PHILADELPHIA — The nation’s immigration judges have sued the Trump administration to overturn a rule that bans them from speaking publicly on law and policy, asserting a right to free speech at a moment when the immigration system has come under intense scrutiny.
The federal lawsuit, filed in Virginia on Wednesday morning, follows a series of increasingly restrictive directives that have effectively silenced judges from discussing the operation of the courts over which they preside. Judges can be disciplined or even fired for talking about immigration-related issues.
“We are in the midst of an urgent public debate about immigration reform in this country, and some of the most crucial voices in that debate are being silenced,” said Ramya Krishnan, a staff lawyer at the Knight First Amendment Institute at Columbia University, which filed the lawsuit on behalf of the judges.
More than 460 judges are assigned nationwide to 69 immigration courts, most of which have remained open despite the cancellation of thousands of cases during the pandemic. They have been prevented from commenting on important issues such as the impact of COVID-19 on detained immigrants who fear for their health and lives, the lawsuit noted.
For years, the Executive Office for Immigration Review, the Justice Department arm that runs the courts, allowed judges to speak about immigration in their personal capacities, provided they made it clear they were not speaking on behalf of the agency, the suit noted.
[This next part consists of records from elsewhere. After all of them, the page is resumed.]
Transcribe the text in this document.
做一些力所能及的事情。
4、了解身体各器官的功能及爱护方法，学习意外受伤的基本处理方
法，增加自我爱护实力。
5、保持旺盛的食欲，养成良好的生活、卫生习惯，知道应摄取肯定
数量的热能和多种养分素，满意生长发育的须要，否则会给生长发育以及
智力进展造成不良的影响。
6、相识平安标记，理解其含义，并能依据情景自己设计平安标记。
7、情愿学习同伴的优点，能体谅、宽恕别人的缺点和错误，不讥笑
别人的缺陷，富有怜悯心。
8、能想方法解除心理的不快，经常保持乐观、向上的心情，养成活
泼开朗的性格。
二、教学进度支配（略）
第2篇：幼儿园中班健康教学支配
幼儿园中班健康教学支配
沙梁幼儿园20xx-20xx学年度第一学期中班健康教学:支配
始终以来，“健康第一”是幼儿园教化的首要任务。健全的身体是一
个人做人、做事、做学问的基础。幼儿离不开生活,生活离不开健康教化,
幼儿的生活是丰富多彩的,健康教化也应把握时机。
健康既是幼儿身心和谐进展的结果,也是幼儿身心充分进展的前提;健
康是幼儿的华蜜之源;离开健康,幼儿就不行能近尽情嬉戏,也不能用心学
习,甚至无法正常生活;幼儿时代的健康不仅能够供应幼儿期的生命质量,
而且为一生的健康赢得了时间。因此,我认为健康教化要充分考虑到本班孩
In 2017, EOIR changed the policy to require that judges get prior approval before they speak. Then, in January, EOIR went further, forbidding judges from publicly discussing immigration law or policy. On all other topics, judges are required to obtain advance EOIR approval, the suit said.
The restrictions have upset judges who see informing the public about the immigration system as an important part of their jobs, at a time when the courts are stressed, facing a backlog of nearly 1.2 million cases, according to a tracking system maintained by Syracuse University. They’ve fought against what they see as interference in the judiciary by the Trump administration, which is now trying to decertify their union, the National Association of Immigration Judges.
The suit challenges what it calls unconstitutional prior restraint on judges who wish write or speak publicly in their personal capacities. NAIJ seeks a preliminary injunction to stop EOIR from continuing to enforce the policy.
Spokespeople at EOIR in Washington did not immediately respond to a request for comment.
“Part of the job of an immigration judge is to educate the public about the immigration courts and the role they play in society,” said Los Angeles Judge Ashley Tabaddor, president of the NAIJ. “This policy prevents us from doing this critical work, undermining public understanding of and trust in the immigration courts in the process.”
The restrictions have largely stopped judges who might want to talk to the news media or to engage people at civic gatherings, universities, conferences and bar association events.
Unlike U.S. district court judges, who serve on the bench for life, immigration judges can be hired and fired like any other federal employee. They’re ultimately responsible to the attorney general, the nation’s chief law enforcement officer, a political appointee who can declare that judges must follow his decisions.
Judges can have little discretion, in some cases cannot even terminate legal proceedings in a case without approval from ranking government attorneys. Yet their day-to-day responsibility is enormous, as they’re often called on to make what can be life-and-death decisions for immigrants facing deportation.
Some judges have quit or retired early.
Philadelphia Judge Charles Honeyman retired this year at age 70, calling off plans to work a few more years, amid disappointment over what he saw as Trump administration pressures on the courts. He cited unrealistic docket demands and quotas to quickly clear cases, a lack of concern for meaningful due process, and the continuing transformation of the immigration appeals bureau into “a Politburo-like rubber stamp.”
The courts’ leadership in Washington can reach suddenly and deeply into local cases.
For instance, in 2018 the Justice Department replaced a Philadelphia immigration judge who had asked for more information in a deportation case, inserting a new jurist who quickly ordered the defendant removed from the United States. Fifteen retired judges signed a letter saying the ouster of Judge Steven Morley from the case marked another attack on judicial independence.
EOIR’s 2017 policy change was publicly released through a Freedom of Information Act request submitted as part of a broader Knight Institute investigation by writer-in-residence Cristian Farias. In January, the Knight Institute sent a letter to EOIR Director James McHenry asking him to suspend that policy.
The Supreme Court has repeatedly held that “people do not surrender their free-speech rights when they accept government employment,” the lawsuit stated. “They retain their rights, as citizens, to speak on matters of public importance, and the government can silence them only if it can show that its interest in doing so outweighs the employee’s interests in speaking and the public’s interest in hearing what they have to say.”
The government may argue it has a stake in maintaining the appearance of judges’ impartiality, but that interest would not sustain the policy, the lawsuit argues.
Courts have held that impartiality does not require judges to refrain from sharing their views on legal and political issues. The government’s interest in preserving judicial impartiality is limited to avoiding bias, or the appearance of bias, toward parties in particular cases, the suit said.